Altın Küre Ödüllerinde, Drama dalında En İyi Film ödülünü kazanan, sekiz dalda Oscar ödülü adaylığı bulunan Barry Jenkins’in Moonlight filmi, bir insanın gelişim aşamaları üzerinden toplumun temel sorunlarını ele alan bir yapım olarak karşımıza çıkıyor.
Afro Amerikan hikayelerine dayanmış bir Amerikan sineması yapımından çoğunlukla beklediğimiz şey; karakterlerin ırkları sebebiyle geçmişlerinde yaşadıkları acı öyküler yüzünden “büyük beyaz” tarafından kendilerinden af dilendiği filmler oluyor. Afro Amerikalıların anlatıldığı filmlerde çoğunlukla trajik, ırksal geçmişlerine dayanan hikayelerle karşılaşıyoruz. Ancak Moonlight filmi, alışılmış bir siyahi hikayesi olmaktan öte bir yapım. Adından bile kendini belli ediyor ki bu film ırkların renkleriyle ilgili değil, renklerin ırklarıyla ilgili.

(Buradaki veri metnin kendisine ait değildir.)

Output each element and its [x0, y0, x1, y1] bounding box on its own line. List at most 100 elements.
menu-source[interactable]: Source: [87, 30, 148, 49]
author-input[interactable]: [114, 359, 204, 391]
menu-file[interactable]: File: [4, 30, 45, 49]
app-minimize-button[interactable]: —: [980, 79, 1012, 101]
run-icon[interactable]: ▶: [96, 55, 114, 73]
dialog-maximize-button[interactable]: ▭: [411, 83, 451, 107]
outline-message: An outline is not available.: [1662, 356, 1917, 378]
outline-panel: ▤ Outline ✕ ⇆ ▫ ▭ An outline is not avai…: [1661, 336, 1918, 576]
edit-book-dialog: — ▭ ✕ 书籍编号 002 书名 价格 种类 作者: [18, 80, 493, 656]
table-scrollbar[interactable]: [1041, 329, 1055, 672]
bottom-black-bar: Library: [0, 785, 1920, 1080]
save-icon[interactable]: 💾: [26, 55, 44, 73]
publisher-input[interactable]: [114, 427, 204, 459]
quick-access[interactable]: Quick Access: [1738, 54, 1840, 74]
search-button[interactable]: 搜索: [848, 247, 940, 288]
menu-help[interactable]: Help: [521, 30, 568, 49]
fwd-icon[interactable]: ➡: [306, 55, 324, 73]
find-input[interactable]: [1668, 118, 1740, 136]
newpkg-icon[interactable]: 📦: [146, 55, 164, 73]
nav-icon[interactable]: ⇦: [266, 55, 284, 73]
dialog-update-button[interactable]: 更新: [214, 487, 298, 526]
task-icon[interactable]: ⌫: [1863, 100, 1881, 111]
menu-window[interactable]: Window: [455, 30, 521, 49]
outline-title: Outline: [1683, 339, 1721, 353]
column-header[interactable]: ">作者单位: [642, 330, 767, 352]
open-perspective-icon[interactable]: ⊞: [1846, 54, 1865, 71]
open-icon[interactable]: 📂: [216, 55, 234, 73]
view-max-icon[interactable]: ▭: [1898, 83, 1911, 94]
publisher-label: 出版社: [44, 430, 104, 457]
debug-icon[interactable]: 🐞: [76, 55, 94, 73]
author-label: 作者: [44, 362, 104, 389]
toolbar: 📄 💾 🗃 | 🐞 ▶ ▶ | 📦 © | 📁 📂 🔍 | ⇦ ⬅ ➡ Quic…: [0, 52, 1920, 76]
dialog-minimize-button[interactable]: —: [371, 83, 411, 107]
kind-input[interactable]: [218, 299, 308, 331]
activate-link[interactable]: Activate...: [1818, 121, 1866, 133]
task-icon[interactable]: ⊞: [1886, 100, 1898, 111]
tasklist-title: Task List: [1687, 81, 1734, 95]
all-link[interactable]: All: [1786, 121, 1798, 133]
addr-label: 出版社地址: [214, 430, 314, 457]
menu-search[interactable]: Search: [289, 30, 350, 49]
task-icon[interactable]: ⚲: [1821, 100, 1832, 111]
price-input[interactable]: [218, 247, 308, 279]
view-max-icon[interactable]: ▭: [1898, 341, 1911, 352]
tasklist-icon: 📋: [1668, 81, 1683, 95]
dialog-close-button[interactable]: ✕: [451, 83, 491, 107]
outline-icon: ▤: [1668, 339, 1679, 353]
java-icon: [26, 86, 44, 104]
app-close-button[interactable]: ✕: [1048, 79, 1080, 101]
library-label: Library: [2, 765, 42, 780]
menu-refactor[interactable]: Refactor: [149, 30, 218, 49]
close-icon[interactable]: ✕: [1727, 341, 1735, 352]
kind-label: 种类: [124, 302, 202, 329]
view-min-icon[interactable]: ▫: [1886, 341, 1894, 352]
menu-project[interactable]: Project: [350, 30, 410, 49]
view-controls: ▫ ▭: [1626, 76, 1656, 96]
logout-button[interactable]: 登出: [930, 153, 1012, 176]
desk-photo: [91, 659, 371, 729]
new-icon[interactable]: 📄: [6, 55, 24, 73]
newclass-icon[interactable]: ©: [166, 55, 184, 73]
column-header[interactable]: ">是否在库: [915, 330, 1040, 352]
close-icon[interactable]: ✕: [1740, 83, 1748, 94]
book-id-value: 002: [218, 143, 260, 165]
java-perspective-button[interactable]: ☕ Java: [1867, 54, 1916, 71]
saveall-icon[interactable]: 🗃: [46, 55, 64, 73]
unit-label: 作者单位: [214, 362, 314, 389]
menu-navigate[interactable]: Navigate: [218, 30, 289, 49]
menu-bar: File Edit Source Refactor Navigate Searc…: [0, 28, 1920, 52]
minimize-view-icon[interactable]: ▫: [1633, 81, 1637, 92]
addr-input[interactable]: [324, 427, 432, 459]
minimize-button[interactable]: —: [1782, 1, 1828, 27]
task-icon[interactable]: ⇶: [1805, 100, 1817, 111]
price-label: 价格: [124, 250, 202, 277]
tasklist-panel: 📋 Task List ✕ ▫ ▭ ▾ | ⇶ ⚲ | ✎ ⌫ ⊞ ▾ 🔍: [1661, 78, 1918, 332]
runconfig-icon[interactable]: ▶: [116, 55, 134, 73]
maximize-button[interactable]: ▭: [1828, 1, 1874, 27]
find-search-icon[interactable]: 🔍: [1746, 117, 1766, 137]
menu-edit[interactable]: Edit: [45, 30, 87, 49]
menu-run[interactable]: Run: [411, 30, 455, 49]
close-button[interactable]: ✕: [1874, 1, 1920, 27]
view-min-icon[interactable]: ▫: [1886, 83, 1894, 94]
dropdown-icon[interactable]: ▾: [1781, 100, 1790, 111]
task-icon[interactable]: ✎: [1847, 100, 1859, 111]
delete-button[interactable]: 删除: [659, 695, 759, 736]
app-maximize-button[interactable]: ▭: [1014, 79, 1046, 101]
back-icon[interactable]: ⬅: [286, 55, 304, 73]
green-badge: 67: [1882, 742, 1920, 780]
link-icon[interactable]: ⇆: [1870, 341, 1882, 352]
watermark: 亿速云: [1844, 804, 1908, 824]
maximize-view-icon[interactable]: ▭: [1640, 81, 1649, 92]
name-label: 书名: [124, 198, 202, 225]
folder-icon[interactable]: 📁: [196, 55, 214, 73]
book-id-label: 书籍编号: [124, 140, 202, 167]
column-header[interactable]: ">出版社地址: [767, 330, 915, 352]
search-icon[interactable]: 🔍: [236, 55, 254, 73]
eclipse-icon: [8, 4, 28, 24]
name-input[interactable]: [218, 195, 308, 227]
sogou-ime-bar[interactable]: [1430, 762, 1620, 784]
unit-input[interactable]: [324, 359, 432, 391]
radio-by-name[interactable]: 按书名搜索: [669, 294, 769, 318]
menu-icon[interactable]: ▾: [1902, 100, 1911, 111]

Moonlight filmi bir büyüme öyküsü olarak karşımıza çıkıyor. Çocukluktan başlayan bu öyküde, kişiliğin üç aşamasını görüyoruz: Çocukluk, ergenlik ve yetişkinlik… Toplumun bizden beklediği çocukluk; henüz kendimizi birey olarak saymamamız gerektiğidir, o aşamada ne istersek isteyelim kendimize yön vermemiz engellenecektir, yetişkinler bize yön verecektir. Toplumun bizden beklediği ergenlikte; yarım birey sayılırız, kendi adımıza kararlar aldığımızı sanarız fakat bu bir aldanmacadır, kapının arkasında yine yetişkinler bizi dinlemektedir. Bu iki evrenin son hali yetişkinlikte ise; biz çoktan bekleyen taraf, yani toplum olmuşuzdur. Yetişkinlik kişi olmanın son aşamasıysa eğer, burada bir sıralama yanlışı olduğu kesindir. Çünkü yetişkin insanlardan oluşan toplum, çoktan bizim zaten her gün şikayet ettiğimiz toplum olmuştur. Beyaz kumaşlar içindeki Ku Klux Klan yetişkinlerden oluşur. Ve zaten Ruanda soykırımını çocuklar yapmamıştır. Dolayısıyla Moonlight filmi, özünde bir kişilik gelişimi öyküsünü barındırsa da o kişilik üzerinden bir toplumun olgunluk ve büyüme aşamalarını tartışmaktadır. Kişilik deneyim ve deneyim ötesi süreçte oluşturulan bir olgudur. Herhangi bir kalıba uygun şekle sokulabilir ve girdiği şekle özgürlük bile denebilir, ismini siz koyun.